Isso deixa ao cargo do intérprete e do aplicador do Direito a responsabilidade de definir, no caso concreto, quais condutas merecem maior ou menor reprovabilidade no âmbito da lavagem. Esta opção do legislador de não fazer, previamente, distinções valorativas entre as modalidades de conduta, tem seus aspectos positivos, mas pode trazer consequências nocivas e trazer inúmeras injustiças. De fato, as penas previstas pela Lei n.º 9.613/98 são bastante severas, na opinião de Mello, variando de um mínimo de três e no máximo dez anos de reclusão, sendo prevista uma causa de aumento, no parágrafo 4.º do artigo 1.º, se o crime é praticado nos casos previstos nos incisos I a IV do caput deste artigo (tráfico ilícito de substâncias entorpecentes ou drogas afins, terrorismo, contrabando ou tráfico de armas, munições ou material destinado à sua produção e extorsão mediante sequestro), se o crime for cometido de forma habitual ou por intermédio de organização criminosa.
4. A INVESTIGAÇÃO PRELIMINAR
A Lei n.º 9.613, de 3 de março de 1998, em seu artigo 10, trata da identificação dos clientes e manutenção de registros por parte das pessoas sujeitas à lei, que são elencadas no artigo 9.º, verbis:
Art. 9º. Sujeitam-se às obrigações referidas nos artigos 10 e 11 as pessoas jurídicas que tenham, em caráter permanente ou eventual, como atividade principal ou acessória, cumulativamente ou não:
I - a captação, intermediação e aplicação de recursos financeiros de terceiros, em moeda nacional ou estrangeira;
II - a compra e venda de moeda estrangeira ou ouro como ativo financeiro ou instrumento cambial;
III - a custódia, emissão, distribuição, liquidação, negociação, intermediação ou administração de títulos ou valores mobiliários. Parágrafo único. Sujeitam-se às mesmas obrigações: I - as bolsas de valores e bolsas de mercadorias ou futuros; II - as seguradoras, as corretoras de seguros e as entidades de previdência complementar ou de capitalização; III - as administradoras de cartões de credenciamento ou cartões de crédito, bem como as administradoras de consórcios para aquisição de bens ou serviços; IV - as administradoras ou empresas que se utilizem de cartão ou qualquer meio eletrônico, magnético ou equivalente, que permita a transferência de fundos; V - as empresas de arrendamento mercantil (leasing) e as de fomento comercial (factoring); VI - as sociedades que efetuem distribuição de dinheiro ou quaisquer bens móveis, imóveis, mercadorias, serviços, ou, ainda, concedam descontos na sua aquisição, mediante sorteio ou método assemelhado; VII - as filiais ou representações de entes estrangeiros que exerçam no Brasil qualquer das atividades listadas neste artigo, ainda que de forma eventual; VIII - as demais entidades cujo funcionamento dependa de autorização de órgão regulador dos mercados financeiro, e câmbio, de capitais e de seguros; IX - as pessoas físicas ou jurídicas, nacionais ou estrangeiras, que operem no Brasil, como agentes, dirigentes, procuradoras, comissionárias ou por qualquer forma representem interesses de ente estrangeiro que exerça qualquer das atividades referidas neste artigo; X - as pessoas jurídicas que exerçam atividades de promoção imobiliária ou compra e venda de imóveis; XI - as pessoas físicas ou jurídicas que comercializem joias, pedras e metais preciosos, objetos de arte e antiguidades; XII - as pessoas físicas ou jurídicas que comercializem bens de luxo ou de alto valor ou exerçam atividades que envolvam grande volume de recursos em espécie.

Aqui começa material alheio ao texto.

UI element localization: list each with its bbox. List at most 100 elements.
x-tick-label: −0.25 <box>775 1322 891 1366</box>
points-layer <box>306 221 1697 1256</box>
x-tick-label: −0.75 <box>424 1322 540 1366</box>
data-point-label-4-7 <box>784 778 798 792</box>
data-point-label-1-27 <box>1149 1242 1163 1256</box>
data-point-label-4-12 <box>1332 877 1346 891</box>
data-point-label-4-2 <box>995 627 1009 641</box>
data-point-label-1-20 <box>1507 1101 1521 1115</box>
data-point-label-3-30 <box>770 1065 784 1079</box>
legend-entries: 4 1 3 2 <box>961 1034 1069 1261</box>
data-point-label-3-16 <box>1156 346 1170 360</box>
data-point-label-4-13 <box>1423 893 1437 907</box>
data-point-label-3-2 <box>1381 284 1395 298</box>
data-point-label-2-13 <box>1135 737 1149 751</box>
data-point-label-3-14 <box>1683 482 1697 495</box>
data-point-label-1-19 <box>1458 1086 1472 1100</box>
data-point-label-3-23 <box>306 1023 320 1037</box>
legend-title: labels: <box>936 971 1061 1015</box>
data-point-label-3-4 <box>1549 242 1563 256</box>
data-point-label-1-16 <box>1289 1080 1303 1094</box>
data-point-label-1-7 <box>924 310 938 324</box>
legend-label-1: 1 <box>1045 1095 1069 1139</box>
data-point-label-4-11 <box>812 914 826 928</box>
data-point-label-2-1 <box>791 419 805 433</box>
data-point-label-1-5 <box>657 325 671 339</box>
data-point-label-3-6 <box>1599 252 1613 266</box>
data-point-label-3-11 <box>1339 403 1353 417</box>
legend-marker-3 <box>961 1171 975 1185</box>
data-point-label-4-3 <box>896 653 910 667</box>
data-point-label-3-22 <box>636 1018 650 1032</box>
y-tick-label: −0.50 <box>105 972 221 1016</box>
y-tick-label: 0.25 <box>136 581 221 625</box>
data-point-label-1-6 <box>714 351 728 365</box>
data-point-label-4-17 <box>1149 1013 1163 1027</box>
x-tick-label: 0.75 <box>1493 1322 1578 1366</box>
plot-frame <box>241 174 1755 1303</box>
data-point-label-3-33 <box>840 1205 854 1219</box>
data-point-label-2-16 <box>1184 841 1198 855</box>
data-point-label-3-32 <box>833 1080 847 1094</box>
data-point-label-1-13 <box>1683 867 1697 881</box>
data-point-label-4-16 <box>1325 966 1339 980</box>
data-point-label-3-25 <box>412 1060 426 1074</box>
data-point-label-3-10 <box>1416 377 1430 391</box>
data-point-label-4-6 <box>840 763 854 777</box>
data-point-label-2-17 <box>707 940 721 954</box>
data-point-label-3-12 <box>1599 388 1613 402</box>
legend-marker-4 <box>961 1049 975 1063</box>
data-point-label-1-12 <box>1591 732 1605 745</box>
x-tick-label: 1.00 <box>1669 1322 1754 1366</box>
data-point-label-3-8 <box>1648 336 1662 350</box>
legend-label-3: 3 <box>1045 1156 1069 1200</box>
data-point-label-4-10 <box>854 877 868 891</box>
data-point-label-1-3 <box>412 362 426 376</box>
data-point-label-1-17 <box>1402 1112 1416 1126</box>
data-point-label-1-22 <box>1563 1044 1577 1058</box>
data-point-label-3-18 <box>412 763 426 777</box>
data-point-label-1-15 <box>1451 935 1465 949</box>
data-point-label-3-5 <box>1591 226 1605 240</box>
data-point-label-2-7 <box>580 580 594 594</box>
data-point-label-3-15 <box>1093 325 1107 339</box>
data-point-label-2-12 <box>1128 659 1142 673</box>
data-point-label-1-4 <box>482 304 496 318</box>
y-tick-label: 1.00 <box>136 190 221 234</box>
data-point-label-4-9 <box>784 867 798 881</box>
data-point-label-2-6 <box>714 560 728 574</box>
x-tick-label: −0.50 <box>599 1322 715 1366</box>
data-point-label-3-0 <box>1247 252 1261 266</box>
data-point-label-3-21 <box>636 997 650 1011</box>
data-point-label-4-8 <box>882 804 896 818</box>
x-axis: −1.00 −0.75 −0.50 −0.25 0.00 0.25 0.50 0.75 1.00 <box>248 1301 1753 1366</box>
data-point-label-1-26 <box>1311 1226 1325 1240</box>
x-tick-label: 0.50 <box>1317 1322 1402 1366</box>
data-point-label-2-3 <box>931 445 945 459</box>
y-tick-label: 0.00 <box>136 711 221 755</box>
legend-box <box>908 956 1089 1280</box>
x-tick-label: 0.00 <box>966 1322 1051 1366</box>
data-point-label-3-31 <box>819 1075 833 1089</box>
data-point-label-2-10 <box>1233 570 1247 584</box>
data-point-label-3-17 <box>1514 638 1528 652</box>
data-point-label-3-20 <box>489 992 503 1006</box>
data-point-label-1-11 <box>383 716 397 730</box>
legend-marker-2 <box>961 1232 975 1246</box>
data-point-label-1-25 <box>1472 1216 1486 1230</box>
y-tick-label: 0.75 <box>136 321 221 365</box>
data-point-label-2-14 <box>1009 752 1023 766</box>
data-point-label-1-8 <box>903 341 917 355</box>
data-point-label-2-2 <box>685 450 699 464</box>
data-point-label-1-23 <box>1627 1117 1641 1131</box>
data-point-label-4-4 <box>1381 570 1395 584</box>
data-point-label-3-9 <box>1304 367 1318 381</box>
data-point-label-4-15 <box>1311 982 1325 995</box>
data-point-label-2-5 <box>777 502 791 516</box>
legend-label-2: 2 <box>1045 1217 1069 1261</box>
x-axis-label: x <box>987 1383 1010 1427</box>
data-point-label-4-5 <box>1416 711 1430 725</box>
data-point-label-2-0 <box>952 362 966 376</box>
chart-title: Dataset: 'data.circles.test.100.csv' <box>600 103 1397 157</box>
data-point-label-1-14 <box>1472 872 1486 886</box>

A comunicação das operações financeiras é disciplinada pelo artigo 11 da lei supracitada:
Art. 11. As pessoas referidas no artigo 9.º: I - dispensarão especial atenção às operações que, nos termos de instruções emanadas das autoridades competentes, possam constituir-se em sérios indícios dos crimes previstos nesta Lei, ou com eles relacionar-se; II - deverão comunicar, abstendo-se de dar aos clientes ciência de tal ato, no prazo de vinte e quatro horas, às autoridades competentes: a) todas as transações constantes do inciso II do art. 10 que ultrapassarem limite fixado, para esse fim, pela mesma autoridade e na forma e condições por ela estabelecidas, devendo ser juntada a identificação a que se refere o inciso I do mesmo artigo; b) a proposta ou a realização de transação prevista no inciso I deste artigo. § 1º As autoridades competentes, nas instruções referidas no inciso I deste artigo, elaborarão relação de operações que, por suas características, no que se refere às partes envolvidas, valores, forma de realização, instrumentos utilizados, ou pela falta de fundamento econômico ou legal, possam configurar a hipótese nele prevista. § 2º As comunicações de boa-fé, feitas na forma prevista neste artigo, não acarretarão responsabilidade civil ou administrativa. § 3º As pessoas para as quais não exista órgão próprio fiscalizador ou regulador farão as comunicações mencionadas neste artigo ao Conselho de Controle das Atividades Financeiras - COAF e na forma por ele estabelecida.
Com base no artigo 129, VI, da Constituição Federal, Mazzilli afirma que já se tem sustentado que o promotor de justiça pode realizar atividades próprias de investigação. Isto se baseia na premissa de que tal inciso considera função do Ministério Público expedir notificações e requisitar informações e documentos para instruir procedimentos administrativos de sua competência (MAZZILLI, 1996).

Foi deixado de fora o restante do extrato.